‘NYC Police are furious!‘: Trump bashes plan for ‘Black Lives Matter’ mural in front of his Midtown tower

President Trump does not want the Black Lives Matter movement on his front step.

The combative commander-in-chief complained Thursday that the “fabled” stretch of Fifth Avenue in front of his Midtown skyscraper would be ruined if Mayor de Blasio moves forward with a plan to install a massive “Black Lives Matter” mural there.

“Bill de Blasio wants to paint the fabled & beautiful Fifth Avenue, right in front of Trump Tower/Tiffany, with a big yellow Black Lives Matter sign,” Trump tweeted. “‘Pigs in a Blanket, Fry ‘Em Like Bacon,' referring to killing Police, is their chant. NYC Police are furious!”
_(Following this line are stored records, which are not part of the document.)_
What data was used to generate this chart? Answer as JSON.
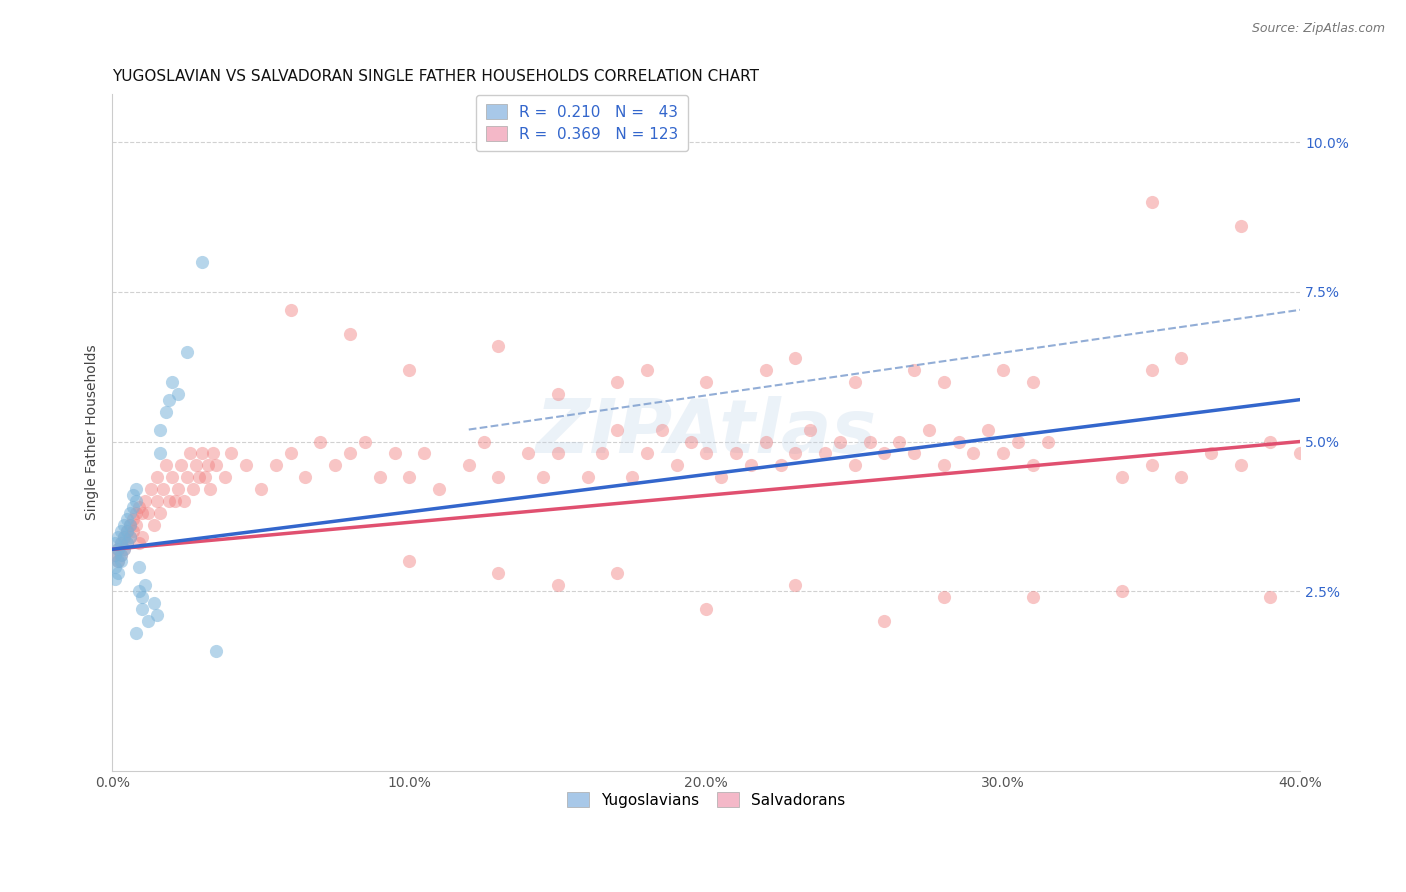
{
  "title": "YUGOSLAVIAN VS SALVADORAN SINGLE FATHER HOUSEHOLDS CORRELATION CHART",
  "source": "Source: ZipAtlas.com",
  "ylabel": "Single Father Households",
  "xlim": [
    0.0,
    0.4
  ],
  "ylim": [
    -0.005,
    0.108
  ],
  "yug_color": "#7ab3d9",
  "sal_color": "#f08080",
  "background_color": "#ffffff",
  "grid_color": "#cccccc",
  "title_fontsize": 11,
  "axis_label_fontsize": 10,
  "tick_fontsize": 10,
  "legend_fontsize": 11,
  "legend_R_N_color": "#3366cc",
  "legend_label_color": "#333333",
  "yug_line_color": "#3366cc",
  "sal_line_color": "#e05070",
  "dash_line_color": "#7799cc",
  "right_tick_color": "#3366cc",
  "yug_scatter": [
    [
      0.001,
      0.031
    ],
    [
      0.001,
      0.033
    ],
    [
      0.001,
      0.029
    ],
    [
      0.001,
      0.027
    ],
    [
      0.002,
      0.032
    ],
    [
      0.002,
      0.03
    ],
    [
      0.002,
      0.034
    ],
    [
      0.002,
      0.028
    ],
    [
      0.003,
      0.033
    ],
    [
      0.003,
      0.031
    ],
    [
      0.003,
      0.035
    ],
    [
      0.003,
      0.03
    ],
    [
      0.004,
      0.034
    ],
    [
      0.004,
      0.032
    ],
    [
      0.004,
      0.036
    ],
    [
      0.005,
      0.035
    ],
    [
      0.005,
      0.033
    ],
    [
      0.005,
      0.037
    ],
    [
      0.006,
      0.036
    ],
    [
      0.006,
      0.038
    ],
    [
      0.006,
      0.034
    ],
    [
      0.007,
      0.039
    ],
    [
      0.007,
      0.041
    ],
    [
      0.008,
      0.04
    ],
    [
      0.008,
      0.042
    ],
    [
      0.008,
      0.018
    ],
    [
      0.009,
      0.029
    ],
    [
      0.009,
      0.025
    ],
    [
      0.01,
      0.022
    ],
    [
      0.01,
      0.024
    ],
    [
      0.011,
      0.026
    ],
    [
      0.012,
      0.02
    ],
    [
      0.014,
      0.023
    ],
    [
      0.015,
      0.021
    ],
    [
      0.016,
      0.048
    ],
    [
      0.016,
      0.052
    ],
    [
      0.018,
      0.055
    ],
    [
      0.019,
      0.057
    ],
    [
      0.02,
      0.06
    ],
    [
      0.022,
      0.058
    ],
    [
      0.025,
      0.065
    ],
    [
      0.03,
      0.08
    ],
    [
      0.035,
      0.015
    ]
  ],
  "sal_scatter": [
    [
      0.001,
      0.031
    ],
    [
      0.002,
      0.032
    ],
    [
      0.002,
      0.03
    ],
    [
      0.003,
      0.033
    ],
    [
      0.003,
      0.031
    ],
    [
      0.004,
      0.034
    ],
    [
      0.004,
      0.032
    ],
    [
      0.005,
      0.035
    ],
    [
      0.005,
      0.033
    ],
    [
      0.006,
      0.036
    ],
    [
      0.006,
      0.034
    ],
    [
      0.007,
      0.037
    ],
    [
      0.007,
      0.035
    ],
    [
      0.008,
      0.038
    ],
    [
      0.008,
      0.036
    ],
    [
      0.009,
      0.039
    ],
    [
      0.009,
      0.033
    ],
    [
      0.01,
      0.034
    ],
    [
      0.01,
      0.038
    ],
    [
      0.011,
      0.04
    ],
    [
      0.012,
      0.038
    ],
    [
      0.013,
      0.042
    ],
    [
      0.014,
      0.036
    ],
    [
      0.015,
      0.04
    ],
    [
      0.015,
      0.044
    ],
    [
      0.016,
      0.038
    ],
    [
      0.017,
      0.042
    ],
    [
      0.018,
      0.046
    ],
    [
      0.019,
      0.04
    ],
    [
      0.02,
      0.044
    ],
    [
      0.021,
      0.04
    ],
    [
      0.022,
      0.042
    ],
    [
      0.023,
      0.046
    ],
    [
      0.024,
      0.04
    ],
    [
      0.025,
      0.044
    ],
    [
      0.026,
      0.048
    ],
    [
      0.027,
      0.042
    ],
    [
      0.028,
      0.046
    ],
    [
      0.029,
      0.044
    ],
    [
      0.03,
      0.048
    ],
    [
      0.031,
      0.044
    ],
    [
      0.032,
      0.046
    ],
    [
      0.033,
      0.042
    ],
    [
      0.034,
      0.048
    ],
    [
      0.035,
      0.046
    ],
    [
      0.038,
      0.044
    ],
    [
      0.04,
      0.048
    ],
    [
      0.045,
      0.046
    ],
    [
      0.05,
      0.042
    ],
    [
      0.055,
      0.046
    ],
    [
      0.06,
      0.048
    ],
    [
      0.065,
      0.044
    ],
    [
      0.07,
      0.05
    ],
    [
      0.075,
      0.046
    ],
    [
      0.08,
      0.048
    ],
    [
      0.085,
      0.05
    ],
    [
      0.09,
      0.044
    ],
    [
      0.095,
      0.048
    ],
    [
      0.1,
      0.044
    ],
    [
      0.105,
      0.048
    ],
    [
      0.11,
      0.042
    ],
    [
      0.12,
      0.046
    ],
    [
      0.125,
      0.05
    ],
    [
      0.13,
      0.044
    ],
    [
      0.14,
      0.048
    ],
    [
      0.145,
      0.044
    ],
    [
      0.15,
      0.048
    ],
    [
      0.16,
      0.044
    ],
    [
      0.165,
      0.048
    ],
    [
      0.17,
      0.052
    ],
    [
      0.175,
      0.044
    ],
    [
      0.18,
      0.048
    ],
    [
      0.185,
      0.052
    ],
    [
      0.19,
      0.046
    ],
    [
      0.195,
      0.05
    ],
    [
      0.2,
      0.048
    ],
    [
      0.205,
      0.044
    ],
    [
      0.21,
      0.048
    ],
    [
      0.215,
      0.046
    ],
    [
      0.22,
      0.05
    ],
    [
      0.225,
      0.046
    ],
    [
      0.23,
      0.048
    ],
    [
      0.235,
      0.052
    ],
    [
      0.24,
      0.048
    ],
    [
      0.245,
      0.05
    ],
    [
      0.25,
      0.046
    ],
    [
      0.255,
      0.05
    ],
    [
      0.26,
      0.048
    ],
    [
      0.265,
      0.05
    ],
    [
      0.27,
      0.048
    ],
    [
      0.275,
      0.052
    ],
    [
      0.28,
      0.046
    ],
    [
      0.285,
      0.05
    ],
    [
      0.29,
      0.048
    ],
    [
      0.295,
      0.052
    ],
    [
      0.3,
      0.048
    ],
    [
      0.305,
      0.05
    ],
    [
      0.31,
      0.046
    ],
    [
      0.315,
      0.05
    ],
    [
      0.06,
      0.072
    ],
    [
      0.08,
      0.068
    ],
    [
      0.1,
      0.062
    ],
    [
      0.13,
      0.066
    ],
    [
      0.15,
      0.058
    ],
    [
      0.17,
      0.06
    ],
    [
      0.18,
      0.062
    ],
    [
      0.2,
      0.06
    ],
    [
      0.22,
      0.062
    ],
    [
      0.23,
      0.064
    ],
    [
      0.25,
      0.06
    ],
    [
      0.27,
      0.062
    ],
    [
      0.28,
      0.06
    ],
    [
      0.3,
      0.062
    ],
    [
      0.31,
      0.06
    ],
    [
      0.1,
      0.03
    ],
    [
      0.13,
      0.028
    ],
    [
      0.15,
      0.026
    ],
    [
      0.17,
      0.028
    ],
    [
      0.2,
      0.022
    ],
    [
      0.23,
      0.026
    ],
    [
      0.26,
      0.02
    ],
    [
      0.28,
      0.024
    ],
    [
      0.31,
      0.024
    ],
    [
      0.34,
      0.025
    ],
    [
      0.34,
      0.044
    ],
    [
      0.35,
      0.046
    ],
    [
      0.36,
      0.044
    ],
    [
      0.35,
      0.062
    ],
    [
      0.36,
      0.064
    ],
    [
      0.37,
      0.048
    ],
    [
      0.38,
      0.046
    ],
    [
      0.39,
      0.05
    ],
    [
      0.4,
      0.048
    ],
    [
      0.35,
      0.09
    ],
    [
      0.38,
      0.086
    ],
    [
      0.39,
      0.024
    ]
  ]
}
Trump did not offer evidence for his claim that NYPD officers are upset about the planned installation.

The anti-police chant Trump referenced was based on a local news report out of St. Paul, Minn., where some protesters had shouted it during a recent march, a White House official said.

A spokeswoman for de Blasio did not immediately return a request for comment, and neither did the NYPD.

In an earlier tweet, Trump took aim at Hawk Newsome, the president of Black Lives Matter’s New York chapter, over a statement he had made in a television interview.

“Black Lives Matter leader states, ‘If U.S. doesn’t give us what we want, then we will burn down this system and replace it.‘ This is Treason, Sedition, Insurrection!” Trump posted.

Trump’s irate tweets came one day after de Blasio announced that the city will paint the “Black Lives Matter” rallying cry on Fifth Avenue between 56th and 57th streets — directly in front of the president’s namesake high-rise.

The city also plans to paint murals on Centre Street in downtown Manhattan and Adam Clayton Powell Boulevard in Harlem.

That’s in addition to “Black Lives Matter” street murals already installed in Brooklyn, Queens, the Bronx and Staten Island.

Plans for the murals were devised in the wake of the killing of George Floyd, a black man who died after a white Minneapolis cop kneeled on his neck for nearly nine minutes as he begged for his life.

Trump’s reluctance to celebrate the “Black Lives Matter” movement comes as he continues to oppose the removal of monuments and statues honoring the Confederacy and other racist structures.

With November’s presidential election fast approaching, Trump has used increasingly divisive language while talking about issues of race and class, apparently taking a page out of his 2016 campaign playbook.